4. Principles for Storage
To make graph data easier to reuse in later stages, it is recommended to follow these principles:
- Keep the same kind of structure in the same field, for example, use
triplemainly for triples andtuplemainly for quadruples and higher-order tuples - Let one sample correspond to one JSON object, so it can stay aligned with the original text, QA pairs, and evaluation results
- Keep the format readable, searchable, and easy to process in batches, so it works smoothly in automated Pipelines
5. Summary
We use json files to store knowledge graphs because this format is better suited for batch processing, format iteration, manual inspection, and workflow reuse during the data preparation stage.

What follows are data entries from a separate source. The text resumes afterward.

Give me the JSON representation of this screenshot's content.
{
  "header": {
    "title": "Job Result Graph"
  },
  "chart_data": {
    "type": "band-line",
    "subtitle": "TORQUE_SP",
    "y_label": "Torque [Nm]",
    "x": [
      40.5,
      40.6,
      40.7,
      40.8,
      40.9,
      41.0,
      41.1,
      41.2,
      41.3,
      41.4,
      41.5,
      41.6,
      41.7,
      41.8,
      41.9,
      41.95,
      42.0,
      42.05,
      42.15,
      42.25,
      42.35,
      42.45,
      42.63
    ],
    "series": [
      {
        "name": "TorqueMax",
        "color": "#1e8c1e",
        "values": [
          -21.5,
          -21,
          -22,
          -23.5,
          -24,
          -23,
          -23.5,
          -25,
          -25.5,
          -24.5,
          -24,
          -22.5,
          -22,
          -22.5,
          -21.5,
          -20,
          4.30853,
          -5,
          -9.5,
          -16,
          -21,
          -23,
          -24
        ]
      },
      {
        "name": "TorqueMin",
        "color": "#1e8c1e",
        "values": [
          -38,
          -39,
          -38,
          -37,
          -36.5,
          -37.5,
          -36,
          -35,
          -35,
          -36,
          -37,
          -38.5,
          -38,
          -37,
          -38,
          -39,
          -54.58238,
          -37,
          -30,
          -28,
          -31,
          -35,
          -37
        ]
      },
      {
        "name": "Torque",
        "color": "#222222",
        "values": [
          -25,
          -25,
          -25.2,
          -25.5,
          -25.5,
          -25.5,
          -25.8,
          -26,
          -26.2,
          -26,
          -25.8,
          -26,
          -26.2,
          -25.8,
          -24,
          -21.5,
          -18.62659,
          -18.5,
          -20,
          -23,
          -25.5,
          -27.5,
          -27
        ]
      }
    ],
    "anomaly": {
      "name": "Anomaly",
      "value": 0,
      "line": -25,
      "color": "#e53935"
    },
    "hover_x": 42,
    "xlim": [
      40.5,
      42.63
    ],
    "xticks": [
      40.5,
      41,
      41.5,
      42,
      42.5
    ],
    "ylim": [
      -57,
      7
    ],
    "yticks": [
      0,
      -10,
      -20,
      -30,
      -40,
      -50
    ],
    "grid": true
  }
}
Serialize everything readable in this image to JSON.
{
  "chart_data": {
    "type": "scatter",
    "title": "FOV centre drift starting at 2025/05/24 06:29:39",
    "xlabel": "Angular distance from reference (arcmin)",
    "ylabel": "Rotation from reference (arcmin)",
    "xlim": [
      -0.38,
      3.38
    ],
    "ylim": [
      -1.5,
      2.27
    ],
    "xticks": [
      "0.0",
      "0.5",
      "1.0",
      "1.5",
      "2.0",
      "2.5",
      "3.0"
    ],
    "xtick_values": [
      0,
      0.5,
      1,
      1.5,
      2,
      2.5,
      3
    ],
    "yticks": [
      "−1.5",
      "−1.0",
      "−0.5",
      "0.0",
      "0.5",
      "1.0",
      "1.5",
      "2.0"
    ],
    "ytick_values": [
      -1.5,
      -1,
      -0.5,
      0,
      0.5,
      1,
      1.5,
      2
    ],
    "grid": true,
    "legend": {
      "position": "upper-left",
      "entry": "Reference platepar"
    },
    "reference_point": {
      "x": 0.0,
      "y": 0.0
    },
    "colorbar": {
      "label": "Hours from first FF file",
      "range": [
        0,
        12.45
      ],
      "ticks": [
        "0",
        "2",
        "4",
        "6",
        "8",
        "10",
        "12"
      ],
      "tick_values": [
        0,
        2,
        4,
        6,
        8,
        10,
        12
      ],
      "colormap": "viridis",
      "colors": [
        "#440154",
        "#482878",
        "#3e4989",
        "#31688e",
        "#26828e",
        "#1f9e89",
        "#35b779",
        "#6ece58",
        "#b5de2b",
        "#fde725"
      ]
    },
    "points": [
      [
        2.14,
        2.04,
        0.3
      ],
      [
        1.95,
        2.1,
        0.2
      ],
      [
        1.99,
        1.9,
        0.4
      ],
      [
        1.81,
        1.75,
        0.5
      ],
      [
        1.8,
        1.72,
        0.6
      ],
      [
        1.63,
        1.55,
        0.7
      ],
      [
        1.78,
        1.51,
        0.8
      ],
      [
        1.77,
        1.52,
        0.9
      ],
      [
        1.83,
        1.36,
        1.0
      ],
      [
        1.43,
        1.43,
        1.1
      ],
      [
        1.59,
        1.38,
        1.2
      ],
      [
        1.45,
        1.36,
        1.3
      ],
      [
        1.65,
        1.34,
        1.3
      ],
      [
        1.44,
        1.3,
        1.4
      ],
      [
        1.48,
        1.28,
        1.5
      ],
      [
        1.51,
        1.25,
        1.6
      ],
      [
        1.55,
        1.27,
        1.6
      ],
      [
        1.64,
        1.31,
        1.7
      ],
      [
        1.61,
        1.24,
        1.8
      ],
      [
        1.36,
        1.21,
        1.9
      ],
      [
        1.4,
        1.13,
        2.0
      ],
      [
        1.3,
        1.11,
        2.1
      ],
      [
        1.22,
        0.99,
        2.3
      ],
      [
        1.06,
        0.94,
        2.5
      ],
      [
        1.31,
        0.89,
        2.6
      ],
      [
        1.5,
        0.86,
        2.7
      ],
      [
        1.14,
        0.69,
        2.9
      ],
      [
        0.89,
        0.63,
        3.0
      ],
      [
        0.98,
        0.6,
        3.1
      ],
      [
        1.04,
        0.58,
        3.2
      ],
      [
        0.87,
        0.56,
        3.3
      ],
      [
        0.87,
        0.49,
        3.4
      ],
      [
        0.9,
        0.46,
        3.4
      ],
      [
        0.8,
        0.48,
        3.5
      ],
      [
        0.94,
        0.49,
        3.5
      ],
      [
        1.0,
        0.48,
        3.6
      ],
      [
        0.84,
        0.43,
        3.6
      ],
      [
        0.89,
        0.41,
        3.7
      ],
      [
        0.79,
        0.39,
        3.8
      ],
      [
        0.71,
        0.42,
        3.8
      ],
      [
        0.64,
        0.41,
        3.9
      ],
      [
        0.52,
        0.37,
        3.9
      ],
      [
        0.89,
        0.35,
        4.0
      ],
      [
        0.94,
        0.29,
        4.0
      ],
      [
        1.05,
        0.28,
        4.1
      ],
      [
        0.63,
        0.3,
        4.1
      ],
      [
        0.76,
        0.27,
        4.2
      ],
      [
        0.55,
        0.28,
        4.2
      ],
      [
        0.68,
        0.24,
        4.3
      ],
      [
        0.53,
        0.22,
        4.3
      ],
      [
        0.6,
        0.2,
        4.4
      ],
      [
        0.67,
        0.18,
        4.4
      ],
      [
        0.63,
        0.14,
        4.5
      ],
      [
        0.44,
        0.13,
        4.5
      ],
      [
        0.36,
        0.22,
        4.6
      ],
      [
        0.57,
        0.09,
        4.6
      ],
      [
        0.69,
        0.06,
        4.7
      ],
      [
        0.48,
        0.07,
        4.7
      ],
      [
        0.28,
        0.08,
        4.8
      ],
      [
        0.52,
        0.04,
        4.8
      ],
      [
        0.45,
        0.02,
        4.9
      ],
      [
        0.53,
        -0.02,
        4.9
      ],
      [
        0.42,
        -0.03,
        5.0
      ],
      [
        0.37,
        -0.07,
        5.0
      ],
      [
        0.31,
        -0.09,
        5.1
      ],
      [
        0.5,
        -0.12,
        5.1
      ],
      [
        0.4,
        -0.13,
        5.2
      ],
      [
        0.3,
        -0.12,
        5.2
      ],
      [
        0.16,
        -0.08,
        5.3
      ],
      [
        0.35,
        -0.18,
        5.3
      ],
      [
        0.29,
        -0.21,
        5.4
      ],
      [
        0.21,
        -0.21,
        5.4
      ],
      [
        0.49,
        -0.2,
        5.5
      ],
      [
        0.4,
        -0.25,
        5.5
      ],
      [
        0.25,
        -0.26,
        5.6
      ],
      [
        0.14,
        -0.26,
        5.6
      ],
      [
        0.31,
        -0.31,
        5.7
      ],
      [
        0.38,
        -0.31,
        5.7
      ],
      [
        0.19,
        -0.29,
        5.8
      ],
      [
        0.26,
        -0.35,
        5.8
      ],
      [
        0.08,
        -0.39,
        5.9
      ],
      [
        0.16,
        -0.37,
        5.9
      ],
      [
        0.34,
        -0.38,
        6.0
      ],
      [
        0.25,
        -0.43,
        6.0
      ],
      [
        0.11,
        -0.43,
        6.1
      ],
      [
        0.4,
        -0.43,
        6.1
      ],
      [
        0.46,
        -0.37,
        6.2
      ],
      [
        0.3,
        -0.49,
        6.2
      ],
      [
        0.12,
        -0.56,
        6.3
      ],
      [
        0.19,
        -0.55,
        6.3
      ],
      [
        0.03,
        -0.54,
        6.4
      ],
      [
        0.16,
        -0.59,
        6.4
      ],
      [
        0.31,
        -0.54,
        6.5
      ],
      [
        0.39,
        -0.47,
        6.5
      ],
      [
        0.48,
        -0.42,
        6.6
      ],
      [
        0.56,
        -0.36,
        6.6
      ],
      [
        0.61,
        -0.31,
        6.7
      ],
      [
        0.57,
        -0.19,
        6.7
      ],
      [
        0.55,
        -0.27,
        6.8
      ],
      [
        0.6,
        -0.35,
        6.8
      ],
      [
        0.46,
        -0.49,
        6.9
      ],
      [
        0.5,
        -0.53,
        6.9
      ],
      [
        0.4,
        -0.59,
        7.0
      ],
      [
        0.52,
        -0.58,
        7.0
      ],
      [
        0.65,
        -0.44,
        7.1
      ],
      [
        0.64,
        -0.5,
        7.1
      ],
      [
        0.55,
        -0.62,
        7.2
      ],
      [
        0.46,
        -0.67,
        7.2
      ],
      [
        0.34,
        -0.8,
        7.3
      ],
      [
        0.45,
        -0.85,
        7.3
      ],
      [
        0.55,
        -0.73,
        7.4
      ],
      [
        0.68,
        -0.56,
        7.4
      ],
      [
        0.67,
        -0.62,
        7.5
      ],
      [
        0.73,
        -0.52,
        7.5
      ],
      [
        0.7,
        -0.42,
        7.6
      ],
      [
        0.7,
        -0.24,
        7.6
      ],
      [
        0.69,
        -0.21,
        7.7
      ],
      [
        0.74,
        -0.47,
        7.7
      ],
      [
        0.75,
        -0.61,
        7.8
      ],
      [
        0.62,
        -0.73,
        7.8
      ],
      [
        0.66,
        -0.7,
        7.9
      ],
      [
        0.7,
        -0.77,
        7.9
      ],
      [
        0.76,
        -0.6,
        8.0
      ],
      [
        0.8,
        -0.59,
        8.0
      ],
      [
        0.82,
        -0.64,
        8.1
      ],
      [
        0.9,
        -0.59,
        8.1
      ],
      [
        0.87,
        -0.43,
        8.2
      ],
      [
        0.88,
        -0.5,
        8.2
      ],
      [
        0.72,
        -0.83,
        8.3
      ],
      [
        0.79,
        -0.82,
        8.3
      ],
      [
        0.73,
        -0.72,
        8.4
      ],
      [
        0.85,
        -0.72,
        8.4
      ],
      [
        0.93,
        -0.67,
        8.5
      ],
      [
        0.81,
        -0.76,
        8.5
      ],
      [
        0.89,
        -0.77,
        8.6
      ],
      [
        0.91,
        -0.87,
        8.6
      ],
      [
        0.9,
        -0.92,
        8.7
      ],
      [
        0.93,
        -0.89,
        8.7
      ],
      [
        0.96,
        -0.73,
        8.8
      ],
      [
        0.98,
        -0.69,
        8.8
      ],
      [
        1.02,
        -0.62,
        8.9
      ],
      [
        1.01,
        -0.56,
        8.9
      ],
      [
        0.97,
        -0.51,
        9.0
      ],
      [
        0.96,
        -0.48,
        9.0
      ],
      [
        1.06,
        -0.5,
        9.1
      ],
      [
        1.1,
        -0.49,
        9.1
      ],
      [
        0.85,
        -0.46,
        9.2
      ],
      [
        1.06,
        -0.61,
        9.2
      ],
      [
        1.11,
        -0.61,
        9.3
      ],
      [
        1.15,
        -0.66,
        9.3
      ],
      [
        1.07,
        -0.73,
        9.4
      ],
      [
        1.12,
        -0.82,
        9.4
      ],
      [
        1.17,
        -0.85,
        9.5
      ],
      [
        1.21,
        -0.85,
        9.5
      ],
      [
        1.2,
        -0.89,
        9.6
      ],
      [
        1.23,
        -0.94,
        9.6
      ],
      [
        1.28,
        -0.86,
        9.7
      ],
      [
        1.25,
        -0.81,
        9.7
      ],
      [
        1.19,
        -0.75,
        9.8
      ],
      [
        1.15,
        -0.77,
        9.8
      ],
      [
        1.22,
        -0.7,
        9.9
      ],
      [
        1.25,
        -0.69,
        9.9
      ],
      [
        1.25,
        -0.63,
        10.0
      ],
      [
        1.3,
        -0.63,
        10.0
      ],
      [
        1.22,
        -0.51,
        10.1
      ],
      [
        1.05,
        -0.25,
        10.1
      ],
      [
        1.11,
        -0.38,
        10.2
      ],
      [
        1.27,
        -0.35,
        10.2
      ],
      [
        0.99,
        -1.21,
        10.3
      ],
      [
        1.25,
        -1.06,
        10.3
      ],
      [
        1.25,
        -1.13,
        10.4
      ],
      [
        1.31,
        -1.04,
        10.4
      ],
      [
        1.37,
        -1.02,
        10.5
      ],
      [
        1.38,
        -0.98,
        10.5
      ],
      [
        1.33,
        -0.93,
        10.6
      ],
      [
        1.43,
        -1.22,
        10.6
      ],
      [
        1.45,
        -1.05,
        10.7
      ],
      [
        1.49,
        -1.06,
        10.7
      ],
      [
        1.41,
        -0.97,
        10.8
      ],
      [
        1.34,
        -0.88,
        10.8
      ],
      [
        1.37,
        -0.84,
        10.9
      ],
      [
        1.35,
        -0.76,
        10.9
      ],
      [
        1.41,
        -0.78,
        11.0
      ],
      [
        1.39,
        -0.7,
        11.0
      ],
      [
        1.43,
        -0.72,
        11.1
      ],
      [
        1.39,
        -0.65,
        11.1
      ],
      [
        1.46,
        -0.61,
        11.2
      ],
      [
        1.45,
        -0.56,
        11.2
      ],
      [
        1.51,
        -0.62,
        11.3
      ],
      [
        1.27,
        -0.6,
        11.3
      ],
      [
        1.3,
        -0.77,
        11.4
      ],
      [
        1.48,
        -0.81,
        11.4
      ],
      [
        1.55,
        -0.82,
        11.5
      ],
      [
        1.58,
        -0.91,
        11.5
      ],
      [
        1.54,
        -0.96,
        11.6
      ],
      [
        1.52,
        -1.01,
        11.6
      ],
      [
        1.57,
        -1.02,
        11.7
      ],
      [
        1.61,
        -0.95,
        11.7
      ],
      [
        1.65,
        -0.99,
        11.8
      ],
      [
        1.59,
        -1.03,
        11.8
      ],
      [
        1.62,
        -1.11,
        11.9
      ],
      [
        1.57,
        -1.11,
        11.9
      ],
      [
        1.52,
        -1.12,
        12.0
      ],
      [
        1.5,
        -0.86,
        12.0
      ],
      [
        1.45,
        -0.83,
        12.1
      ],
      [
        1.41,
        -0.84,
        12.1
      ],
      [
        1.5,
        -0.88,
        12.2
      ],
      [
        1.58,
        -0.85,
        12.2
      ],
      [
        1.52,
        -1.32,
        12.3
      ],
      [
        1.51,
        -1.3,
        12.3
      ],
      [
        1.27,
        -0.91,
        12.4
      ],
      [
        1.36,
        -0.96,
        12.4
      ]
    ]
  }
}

For the graph content itself, we define unified string formats for different graph types, such as relational triples, attribute triples, temporal quadruples, hyper-relational knowledge graphs, and event knowledge graphs, and then store these results as lists in JSON fields. In this way, we preserve graph structure information while keeping the overall data processing workflow lightweight, flexible, and maintainable.